Have you reproduced the bug with TensorFlow Nightly?

Yes

Source

binary

TensorFlow version

tf 2.15.0

Custom code

Yes

OS platform and distribution

Linux-5.14.0-362.18.1.el9_3.x86_64-x86_64-with-glibc2.34

Mobile device

AlmaLinux 9

Python version

3.9

Bazel version

No response

GCC/compiler version

No response

CUDA/cuDNN version

No response

GPU model and memory

No response

Current behavior?

tf.math.angle gives inconsistent outputs on NaN value: if tensor dtype=complex128 then NaN, while for dtype=float64 it is 0.
Although doc states that for any real input the output will be zero, I would like to list some points to argue.
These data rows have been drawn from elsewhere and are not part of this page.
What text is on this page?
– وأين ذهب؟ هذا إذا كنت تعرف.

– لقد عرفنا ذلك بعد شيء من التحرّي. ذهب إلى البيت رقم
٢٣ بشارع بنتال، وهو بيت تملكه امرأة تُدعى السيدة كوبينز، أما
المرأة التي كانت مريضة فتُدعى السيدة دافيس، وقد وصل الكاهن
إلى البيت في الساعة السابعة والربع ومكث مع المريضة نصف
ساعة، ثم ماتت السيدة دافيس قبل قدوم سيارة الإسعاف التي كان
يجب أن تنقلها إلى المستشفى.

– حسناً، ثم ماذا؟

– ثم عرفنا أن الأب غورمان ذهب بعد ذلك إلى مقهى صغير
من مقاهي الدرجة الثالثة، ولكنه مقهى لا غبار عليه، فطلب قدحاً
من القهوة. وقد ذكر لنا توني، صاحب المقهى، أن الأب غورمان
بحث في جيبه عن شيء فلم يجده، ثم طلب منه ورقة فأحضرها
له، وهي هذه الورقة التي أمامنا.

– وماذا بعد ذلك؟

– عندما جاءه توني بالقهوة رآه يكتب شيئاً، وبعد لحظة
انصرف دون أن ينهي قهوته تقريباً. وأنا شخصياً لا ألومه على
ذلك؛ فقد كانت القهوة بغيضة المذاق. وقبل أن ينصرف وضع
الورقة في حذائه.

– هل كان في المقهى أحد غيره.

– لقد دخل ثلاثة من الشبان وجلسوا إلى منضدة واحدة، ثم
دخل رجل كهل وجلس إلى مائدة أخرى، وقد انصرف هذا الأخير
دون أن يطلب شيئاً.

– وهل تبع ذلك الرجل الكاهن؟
  1. It does not make sense for ending up with a regular value for calculating NaN.
  2. The nature of NaN should not change, regardless of the dtype of the tensor it's staying in.
  3. Such behavior may let NaN error to escape, causing trouble in debugging.

Expected behavior: the result is NaN when input is NaN.

Standalone code to reproduce the issue

input = tf.constant([np.nan], dtype=tf.float64)
out = tf.math.angle(input)  # tf.Tensor([0.], shape=(1,), dtype=float64)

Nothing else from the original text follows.